Dissanaike: One of the areas where I have often found can do with some development in Sri Lanka is financial journalism itself. If you compare the Sri Lankan journalistic efforts in this domain with some of the other countries of a comparable nature, you could say that there is a lack of sophistication in some of the articles so there is a lot that financial journalists can do.

In many countries, you have specialists in certain industries. Many of the articles that are placed in newspapers here have been placed by the companies themselves – it’s almost a regurgitation of what the company wants the public to hear. There is no independent analysis of whether the company’s prospects are good. Financial journalists I think are very important here because if there are people who understand a particular industry very well, by piecing together information from different institutions in the same industry, they can actually comment quite well on various activities so I think they have a role to play too.

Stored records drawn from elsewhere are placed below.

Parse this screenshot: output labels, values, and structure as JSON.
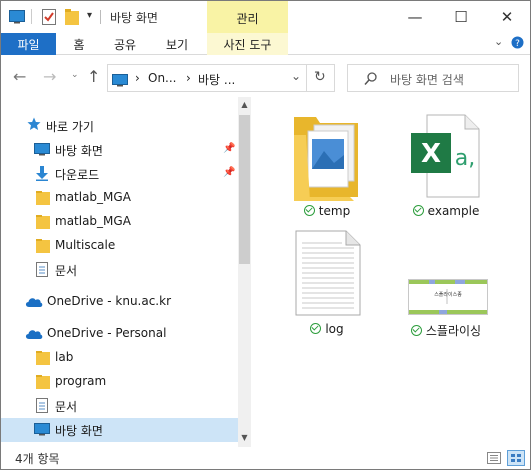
{
  "titlebar": {
    "title": "바탕 화면",
    "context_tab": "관리",
    "minimize": "—",
    "maximize": "☐",
    "close": "✕"
  },
  "ribbon": {
    "tabs": [
      "파일",
      "홈",
      "공유",
      "보기",
      "사진 도구"
    ]
  },
  "address": {
    "crumbs": [
      "On...",
      "바탕 ..."
    ],
    "search_placeholder": "바탕 화면 검색"
  },
  "nav": {
    "items": [
      {
        "label": "바로 가기",
        "icon": "star-icon"
      },
      {
        "label": "바탕 화면",
        "icon": "desktop-icon"
      },
      {
        "label": "다운로드",
        "icon": "download-icon"
      },
      {
        "label": "matlab_MGA",
        "icon": "folder-icon"
      },
      {
        "label": "matlab_MGA",
        "icon": "folder-icon"
      },
      {
        "label": "Multiscale",
        "icon": "folder-icon"
      },
      {
        "label": "문서",
        "icon": "document-icon"
      },
      {
        "label": "OneDrive - knu.ac.kr",
        "icon": "cloud-icon"
      },
      {
        "label": "OneDrive - Personal",
        "icon": "cloud-icon"
      },
      {
        "label": "lab",
        "icon": "folder-icon"
      },
      {
        "label": "program",
        "icon": "folder-icon"
      },
      {
        "label": "문서",
        "icon": "document-icon"
      },
      {
        "label": "바탕 화면",
        "icon": "desktop-icon"
      }
    ]
  },
  "files": [
    {
      "name": "temp",
      "icon": "folder-with-images-icon"
    },
    {
      "name": "example",
      "icon": "excel-file-icon"
    },
    {
      "name": "log",
      "icon": "text-file-icon"
    },
    {
      "name": "스플라이싱",
      "icon": "image-thumbnail-icon",
      "thumb_text": "스플라이스종"
    }
  ],
  "status": {
    "count": "4개 항목"
  },
  "colors": {
    "file_tab": "#1e6fc6",
    "context_tab": "#f9f3a5",
    "selected": "#cde4f7",
    "sync_check": "#2e9e3e",
    "excel": "#1f7a45"
  }
}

Abeysuriya: I have asked some journalists to come to me and they respond saying that they would never say sell your shares in the newspaper as advertising will drop or a call will come from the chairman of that particular company either to me, my analysts or the newspaper. We have a huge problem in saying sell but I’m going to say sell.

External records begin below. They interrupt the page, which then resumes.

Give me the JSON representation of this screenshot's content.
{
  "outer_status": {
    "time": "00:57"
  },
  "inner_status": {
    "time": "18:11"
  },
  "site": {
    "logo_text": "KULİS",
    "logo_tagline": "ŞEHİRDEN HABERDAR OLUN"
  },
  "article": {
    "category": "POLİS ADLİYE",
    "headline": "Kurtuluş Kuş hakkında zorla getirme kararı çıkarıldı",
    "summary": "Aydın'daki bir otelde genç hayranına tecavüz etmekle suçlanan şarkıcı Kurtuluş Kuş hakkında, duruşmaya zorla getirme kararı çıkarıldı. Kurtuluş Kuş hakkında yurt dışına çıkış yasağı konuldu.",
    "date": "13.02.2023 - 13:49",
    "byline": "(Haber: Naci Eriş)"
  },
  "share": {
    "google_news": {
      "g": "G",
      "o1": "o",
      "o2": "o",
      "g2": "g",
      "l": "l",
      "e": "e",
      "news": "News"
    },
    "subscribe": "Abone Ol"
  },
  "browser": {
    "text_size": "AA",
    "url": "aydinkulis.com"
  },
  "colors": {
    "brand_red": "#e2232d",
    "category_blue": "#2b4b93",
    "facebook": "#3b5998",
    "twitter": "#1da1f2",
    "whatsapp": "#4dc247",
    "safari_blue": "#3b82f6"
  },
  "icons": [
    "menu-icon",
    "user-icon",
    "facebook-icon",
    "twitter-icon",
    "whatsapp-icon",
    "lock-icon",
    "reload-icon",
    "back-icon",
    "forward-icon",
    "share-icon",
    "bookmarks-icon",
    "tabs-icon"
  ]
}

Moderator: I was wondering how cautious should analysts be when companies during their research visits disclose their plans. Where do you know to draw the line?

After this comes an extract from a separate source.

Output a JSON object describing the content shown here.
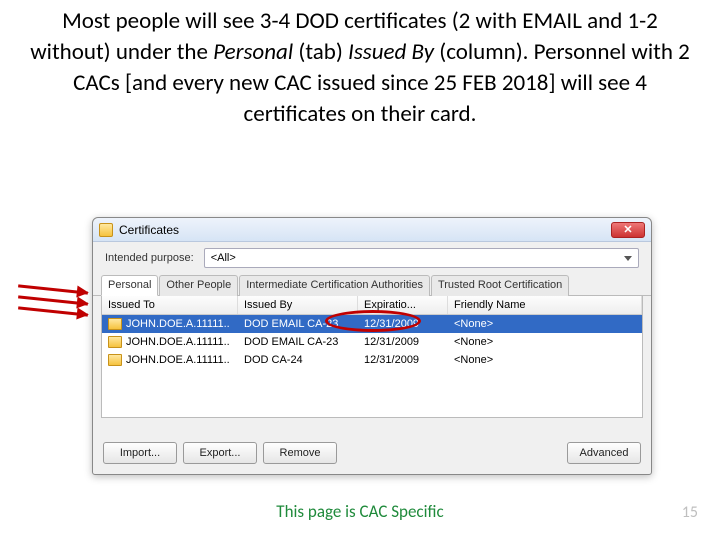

Dissanaike: Let me talk about some instances where I don’t think there is any insider trading going on. Analysts play a very important role in the economy. Sophisticated analysts can make very good use of existing information. So by piecing together different bits of information, sophisticated analysts can get more from it than other investors. If they are not using insider information but are simply using the existing information better, that is not insider information and I think we must have incentives for people to do that because they are providing a social service there.

Let me give you an extreme example. Many investment banks hire mathematics PhDs from Stanford, Cambridge, MIT, etc. to devise trading algorithms. They are not dealing with insider information but are trying to find additional ways of adding value. The fact that these people are dealing with complicated models that ordinary investors can’t use doesn’t make that insider information.

Now if an analyst has used a piece of information given privately by a company and added that to other information they have then it becomes a little more complicated so one of the problems that has been highlighted in our country is that some analysts find it difficult to know when exactly they are crossing the line so education is key there in explaining the law but there is a grey area.

Wikramanayake: I think that is a hugely complex area and one that the SEC should be looking at. We have large institutional investors who come to buy large chunks of shares of listed companies. That fact is that the market is so far to give them access to due diligence – that’s clear insider dealing. When one shareholder is selling shares to a third party the company can’t give access to its books. This came up recently with a very conservative investor who came so we made very sure that the information he dropped was not published and price sensitive but until now the practice has been to open up all books to large investors – you can’t do that, that’s clear insider trading. This is where the SEC needs to come in; the time has now come to put all this right.

Sathkumara: I don’t think that the main reason for the market downfall was insider trading. I have been trading in this market for the past 18 years and I don’t think that insider trading is taking place in a big way in this market. I think that the downfall was mainly due to the manipulation and I don’t agree with Ravi on one thing. He said in 2010, the market was grossly overvalued. I don’t think it was overvalued but there were certain companies which were overvalued while at the same time there were companies trading at reasonable valuations.

  Unfortunately what happens in the market is that most investors don’t distinguish between market manipulation and insider trading so they blame the whole thing on insider trading. Perceptions matter; if people think there is no level playing field, they will not come into this market.